In order to provide faster business information to different groups of users including the business intelligence (BI) community, a data warehouse should be stable and its computing resources available to users (Rahman, 2010). To achieve that goal, the queries that get executed on a data warehouse need to be efficient. Efficiency of queries can be ensured only by putting some consistent and repeatable measures (Chandra et al., 2015; Mahmood et al., 2014) on the quality of queries which will provide necessary indicators about the on-going health of a data warehouse environment. We need to make sure the analytical tools and SQL queries we run on the data warehouse, use optimal resources, and have parallel efficiency (Rahman, 2013b). In addition to queries, data warehouse design, extract-transform-load (ETL) development, and load strategy need to be efficient. We need load process strategies that save database management system (DBMS) resources (Rahman, 2010; Narasayya et al., 2015) and ensure DBMS resources availability of analytical tools and query processing while the load is running.
Kaplan and Norton (1992) proposed a balance scorecard approach and compared it with dials and indicators of an airline cockpit that provides detailed information about complex tasks used by pilots when navigating and flying an airplane. In order to ensure the quality of SQL that run on the data warehouse and get indicators on SQL performance we propose a balanced scorecard approach (Rahman, 2013a) for the SQL used to load tables or retrieve information from the data warehouse.

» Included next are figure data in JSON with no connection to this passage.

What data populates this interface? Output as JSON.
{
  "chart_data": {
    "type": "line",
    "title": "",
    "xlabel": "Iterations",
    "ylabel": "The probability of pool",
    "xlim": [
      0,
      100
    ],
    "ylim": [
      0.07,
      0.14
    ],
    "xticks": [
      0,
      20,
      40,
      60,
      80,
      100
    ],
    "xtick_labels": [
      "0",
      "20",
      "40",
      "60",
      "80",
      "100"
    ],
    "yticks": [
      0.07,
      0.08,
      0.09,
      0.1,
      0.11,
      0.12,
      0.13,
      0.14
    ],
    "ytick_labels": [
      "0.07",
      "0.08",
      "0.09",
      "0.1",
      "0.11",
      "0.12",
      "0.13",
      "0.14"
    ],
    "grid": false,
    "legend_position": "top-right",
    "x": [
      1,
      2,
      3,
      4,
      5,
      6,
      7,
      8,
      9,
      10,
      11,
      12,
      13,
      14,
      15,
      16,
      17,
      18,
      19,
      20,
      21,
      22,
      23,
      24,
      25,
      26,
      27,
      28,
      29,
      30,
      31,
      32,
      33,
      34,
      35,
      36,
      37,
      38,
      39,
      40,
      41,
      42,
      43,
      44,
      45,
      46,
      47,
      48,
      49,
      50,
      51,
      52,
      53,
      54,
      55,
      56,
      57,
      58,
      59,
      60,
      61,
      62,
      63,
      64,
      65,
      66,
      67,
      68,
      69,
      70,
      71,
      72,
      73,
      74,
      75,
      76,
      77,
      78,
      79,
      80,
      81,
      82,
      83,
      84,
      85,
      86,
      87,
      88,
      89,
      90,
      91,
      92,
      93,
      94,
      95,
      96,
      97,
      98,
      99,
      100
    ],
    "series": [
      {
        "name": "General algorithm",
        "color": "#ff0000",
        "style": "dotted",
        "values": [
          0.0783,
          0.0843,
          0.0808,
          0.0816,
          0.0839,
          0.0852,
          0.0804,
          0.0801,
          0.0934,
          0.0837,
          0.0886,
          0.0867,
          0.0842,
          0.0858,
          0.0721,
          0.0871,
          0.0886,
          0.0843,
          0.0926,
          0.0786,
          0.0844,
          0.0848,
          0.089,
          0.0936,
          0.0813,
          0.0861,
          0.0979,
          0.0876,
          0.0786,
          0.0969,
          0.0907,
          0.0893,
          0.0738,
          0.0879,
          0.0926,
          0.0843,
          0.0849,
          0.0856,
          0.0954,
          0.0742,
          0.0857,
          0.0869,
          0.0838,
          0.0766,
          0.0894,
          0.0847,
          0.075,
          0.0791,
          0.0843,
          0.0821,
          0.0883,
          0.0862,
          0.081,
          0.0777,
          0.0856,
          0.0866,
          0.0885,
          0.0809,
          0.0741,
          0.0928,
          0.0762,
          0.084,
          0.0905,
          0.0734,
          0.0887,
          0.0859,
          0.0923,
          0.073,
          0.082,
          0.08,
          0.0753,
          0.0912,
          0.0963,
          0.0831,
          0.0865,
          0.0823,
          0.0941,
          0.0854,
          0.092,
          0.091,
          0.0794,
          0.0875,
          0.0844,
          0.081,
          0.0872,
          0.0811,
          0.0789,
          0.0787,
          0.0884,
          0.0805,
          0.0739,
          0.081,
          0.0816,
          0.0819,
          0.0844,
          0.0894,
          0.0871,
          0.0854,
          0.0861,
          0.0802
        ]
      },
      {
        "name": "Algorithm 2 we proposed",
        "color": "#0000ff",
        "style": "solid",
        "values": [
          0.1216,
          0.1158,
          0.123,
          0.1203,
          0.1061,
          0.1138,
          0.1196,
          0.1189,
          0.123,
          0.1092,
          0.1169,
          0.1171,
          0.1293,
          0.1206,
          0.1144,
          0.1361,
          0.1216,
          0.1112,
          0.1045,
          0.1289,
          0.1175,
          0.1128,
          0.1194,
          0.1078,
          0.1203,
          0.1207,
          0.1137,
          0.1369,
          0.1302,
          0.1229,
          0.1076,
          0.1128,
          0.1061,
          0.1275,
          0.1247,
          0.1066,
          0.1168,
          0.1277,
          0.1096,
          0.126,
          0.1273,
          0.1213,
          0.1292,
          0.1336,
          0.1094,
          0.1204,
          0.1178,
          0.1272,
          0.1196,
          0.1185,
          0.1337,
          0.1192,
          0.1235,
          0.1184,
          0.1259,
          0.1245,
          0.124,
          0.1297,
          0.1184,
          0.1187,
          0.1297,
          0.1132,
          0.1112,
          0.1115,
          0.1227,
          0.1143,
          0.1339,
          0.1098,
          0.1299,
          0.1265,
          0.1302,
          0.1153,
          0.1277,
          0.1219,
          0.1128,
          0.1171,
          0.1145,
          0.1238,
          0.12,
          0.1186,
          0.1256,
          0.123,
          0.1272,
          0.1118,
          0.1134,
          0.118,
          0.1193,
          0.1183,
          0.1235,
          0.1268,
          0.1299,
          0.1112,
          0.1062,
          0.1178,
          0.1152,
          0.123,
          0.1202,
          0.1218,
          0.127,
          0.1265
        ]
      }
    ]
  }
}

In our case, a balanced scorecard allows the data warehouse team and other stakeholders to look at the data warehouse performance from four important perspectives and provides answers to the following questions. How do users, including analytical and BI community, see us running the data warehouse (customer perspective)? What must we excel at in maintaining a data warehouse (internal perspective)? How can we continue to improve and create value by overcoming technical challenges such as innovation (Ramamurthy et al., 2008) (learning perspective)? How do we enable management initiatives (financial perspective)? A balanced scorecard minimizes information overload by limiting the number of measures used (Kaplan & Norton; 1992, 2007). We need to make sure that the database system resources such as CPU time and I/O utilization are as optimal as possible. This can be achieved by introducing SQL scorecard tools.
A data warehouse environment performance and stability depends on several factors including the design of SQL queries, data warehouse logical and physical data modeling (Bowen et al., 2009; Schlesinger & Rahman, 2015), and capacity planning. Writing efficient SQL queries is the most important piece among the stated factors. Gartner reports that analysts are running more ad hoc, but equally, complex queries, each competing for CPU, memory and disk access (Feinberg & Beyer, 2010). This research is conducted to tackle the issues of SQL queries that are run to load tables by executing stored procedures and macros, executing queries by various reporting and business intelligence (BI) tools. In a data warehouse hundreds of queries are run at any point in time either to load tables via batch cycles (Rahman, 2010) or retrieve information by analytical community using reporting and BI tools. It is very important that SQL queries are written efficiently. In a parallel processing data warehousing architecture, the SQL queries that are written must be compliant with PE architecture (Deepak et al., 2012; Rahman, 2013b).